Do you outwardly groan when some dumb actor pats her pert arse as she heaves her trolley out of Asda? Or when that, oh so,  irritating voice chirps "Every little helps" in the Tesco ad, do you punch yourself in the face to check you're alive?

Conversations in the street: "Went to Sainsbury's yesterday - filled the car with petrol, 5p off a litre. Saved £5. "What a result! Mind you first we had  to spend 80 quid in store."

The unasked question is "If this wonderous offer was not available how much would you have spent and how much petrol would you have bought otherwise?"

Conversation in the food aisle: "Brilliant, bought three of those thingamabobs.
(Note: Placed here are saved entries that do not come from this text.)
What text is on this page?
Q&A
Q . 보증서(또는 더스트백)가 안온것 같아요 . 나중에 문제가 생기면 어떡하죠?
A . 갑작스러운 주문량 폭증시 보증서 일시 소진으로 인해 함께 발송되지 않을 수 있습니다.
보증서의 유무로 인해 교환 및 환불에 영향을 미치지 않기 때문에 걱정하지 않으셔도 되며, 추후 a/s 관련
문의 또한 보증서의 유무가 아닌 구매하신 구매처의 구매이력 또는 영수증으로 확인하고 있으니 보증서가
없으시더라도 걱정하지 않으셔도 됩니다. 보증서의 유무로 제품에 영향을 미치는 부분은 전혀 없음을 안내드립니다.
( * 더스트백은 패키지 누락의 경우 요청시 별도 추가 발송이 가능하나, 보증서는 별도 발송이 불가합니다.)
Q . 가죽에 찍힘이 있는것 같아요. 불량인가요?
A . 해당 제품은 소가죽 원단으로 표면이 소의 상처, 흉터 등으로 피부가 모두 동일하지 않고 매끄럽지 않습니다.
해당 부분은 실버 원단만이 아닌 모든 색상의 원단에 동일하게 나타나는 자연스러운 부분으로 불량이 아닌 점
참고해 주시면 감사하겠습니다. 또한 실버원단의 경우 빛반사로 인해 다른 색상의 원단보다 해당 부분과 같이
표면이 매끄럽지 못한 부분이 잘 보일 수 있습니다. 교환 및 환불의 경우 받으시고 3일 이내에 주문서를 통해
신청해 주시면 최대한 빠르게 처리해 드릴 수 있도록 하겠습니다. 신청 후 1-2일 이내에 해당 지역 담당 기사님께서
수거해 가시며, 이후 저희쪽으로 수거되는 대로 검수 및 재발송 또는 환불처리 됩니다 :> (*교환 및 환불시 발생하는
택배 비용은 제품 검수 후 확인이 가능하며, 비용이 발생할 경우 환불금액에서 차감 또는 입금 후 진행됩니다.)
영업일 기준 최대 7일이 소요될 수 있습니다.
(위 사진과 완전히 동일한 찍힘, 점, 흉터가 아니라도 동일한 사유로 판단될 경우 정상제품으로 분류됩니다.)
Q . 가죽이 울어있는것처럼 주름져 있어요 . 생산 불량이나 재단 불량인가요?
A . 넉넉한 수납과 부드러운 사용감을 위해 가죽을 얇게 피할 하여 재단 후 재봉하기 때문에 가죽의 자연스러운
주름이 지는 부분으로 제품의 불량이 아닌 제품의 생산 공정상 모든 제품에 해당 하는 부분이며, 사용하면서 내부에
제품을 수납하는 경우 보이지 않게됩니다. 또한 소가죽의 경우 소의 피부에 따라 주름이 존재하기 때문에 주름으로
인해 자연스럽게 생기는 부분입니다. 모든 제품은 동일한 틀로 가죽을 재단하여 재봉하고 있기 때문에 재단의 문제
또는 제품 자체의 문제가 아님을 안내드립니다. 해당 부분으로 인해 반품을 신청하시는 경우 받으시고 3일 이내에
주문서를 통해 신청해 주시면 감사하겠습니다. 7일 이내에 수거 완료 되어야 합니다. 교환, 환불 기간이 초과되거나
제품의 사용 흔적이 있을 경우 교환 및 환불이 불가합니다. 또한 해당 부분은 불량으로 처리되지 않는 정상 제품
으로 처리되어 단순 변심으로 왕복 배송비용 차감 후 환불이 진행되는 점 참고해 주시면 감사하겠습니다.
Three for the price of two. What a bargain!"   "And how many thingamabobs will you use in a year?"

And all the while, as our beloved grocers ply us with unbeatable offers, the prices of every day essentials go up...and up...and up. Why?

Partly because the UK farmer has at last found other markets and can squeeze a bit more out of the supermarket overlords but mainly because we expect things to be more expensive, our helpful grocers oblige by putting up the prices.
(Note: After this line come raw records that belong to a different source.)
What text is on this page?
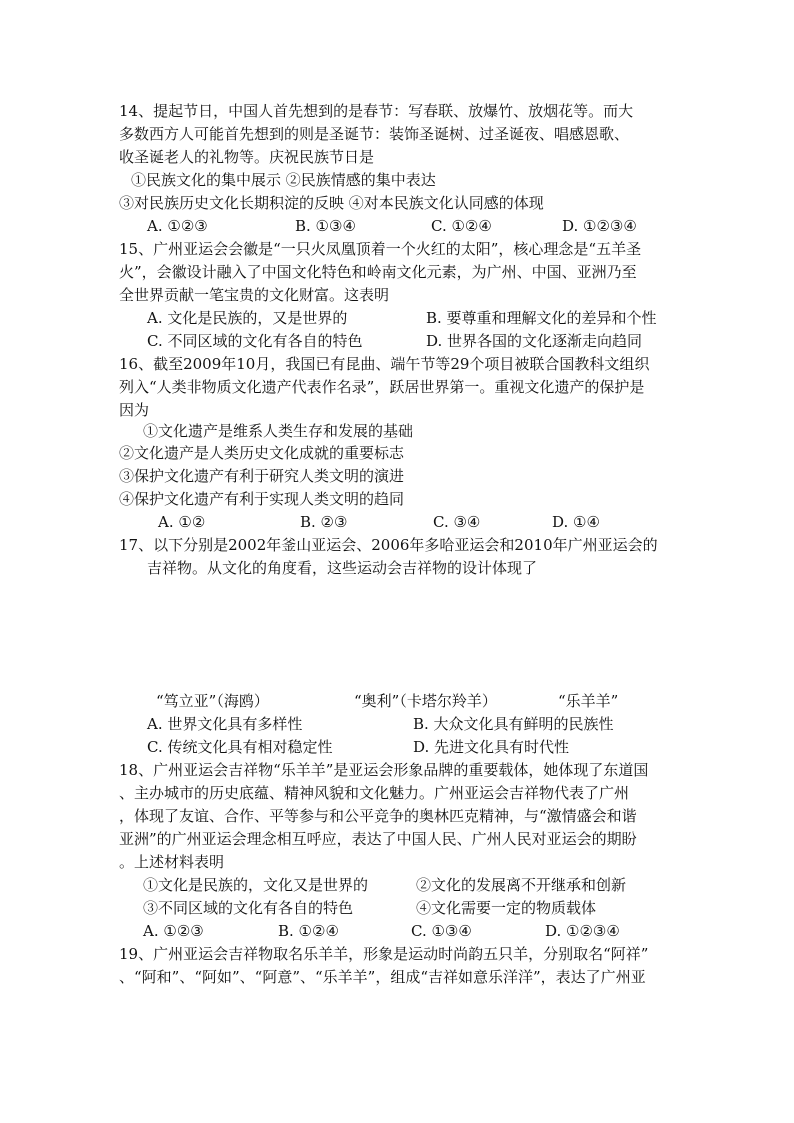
14、提起节日，中国人首先想到的是春节：写春联、放爆竹、放烟花等。而大
多数西方人可能首先想到的则是圣诞节：装饰圣诞树、过圣诞夜、唱感恩歌、
收圣诞老人的礼物等。庆祝民族节日是
①民族文化的集中展示 ②民族情感的集中表达
③对民族历史文化长期积淀的反映 ④对本民族文化认同感的体现
A. ①②③	B. ①③④	C. ①②④	D. ①②③④
15、广州亚运会会徽是“一只火凤凰顶着一个火红的太阳”，核心理念是“五羊圣
火”，会徽设计融入了中国文化特色和岭南文化元素，为广州、中国、亚洲乃至
全世界贡献一笔宝贵的文化财富。这表明
A. 文化是民族的，又是世界的	B. 要尊重和理解文化的差异和个性
C. 不同区域的文化有各自的特色	D. 世界各国的文化逐渐走向趋同
16、截至2009年10月，我国已有昆曲、端午节等29个项目被联合国教科文组织
列入“人类非物质文化遗产代表作名录”，跃居世界第一。重视文化遗产的保护是
因为
①文化遗产是维系人类生存和发展的基础
②文化遗产是人类历史文化成就的重要标志
③保护文化遗产有利于研究人类文明的演进
④保护文化遗产有利于实现人类文明的趋同
A. ①②	B. ②③	C. ③④	D. ①④
17、以下分别是2002年釜山亚运会、2006年多哈亚运会和2010年广州亚运会的
吉祥物。从文化的角度看，这些运动会吉祥物的设计体现了
“笃立亚”（海鸥）	“奥利”（卡塔尔羚羊）	“乐羊羊”
A. 世界文化具有多样性	B. 大众文化具有鲜明的民族性
C. 传统文化具有相对稳定性	D. 先进文化具有时代性
18、广州亚运会吉祥物“乐羊羊”是亚运会形象品牌的重要载体，她体现了东道国
、主办城市的历史底蕴、精神风貌和文化魅力。广州亚运会吉祥物代表了广州
，体现了友谊、合作、平等参与和公平竞争的奥林匹克精神，与“激情盛会和谐
亚洲”的广州亚运会理念相互呼应，表达了中国人民、广州人民对亚运会的期盼
。上述材料表明
①文化是民族的，文化又是世界的	②文化的发展离不开继承和创新
③不同区域的文化有各自的特色	④文化需要一定的物质载体
A. ①②③	B. ①②④	C. ①③④	D. ①②③④
19、广州亚运会吉祥物取名乐羊羊，形象是运动时尚韵五只羊，分别取名“阿祥”
、“阿和”、“阿如”、“阿意”、“乐羊羊”，组成“吉祥如意乐洋洋”，表达了广州亚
And the double faced behemoths of retail have the nerve to pat us on the arse and say "There, there run along, we know how hard you're finding it. That's why we have these astounding offers."

Well for us it's silent running from now on. We won't fire up the car to do the mega shop at Sainsbury's, buying much more than we need. How many kitchen cleaners can one use at one time?  We'll replace when we run out, from the local shops. It called just in time supply - Tesco, Sainsbury's they all use it - but somehow they don't like us to.

And to the argument that at local shops things are more expensive. How do you know if you don't shop there? It isn't always so, and even when it is over a month you're likely to spend less than on the weekly burn and slash forays to the "out of town"  money pits.

Local shops might not close, high streets might cease to look like cheap film sets from Hammer Horror, and you might find you meet a neighbour.

.....And you won't have to look at Jamie Oliver's cheeky chappiness down every friggin' aisle.

Comments

Steve said…
So agree. My better half frequently frustrates me with her "I'm only buying these while they're on offer" purchases whereby we have stuff stockpiled around the house ready to not buy them anymore when the offer expires. Fine. But I'd rather our money was still in the bank earning interest for us.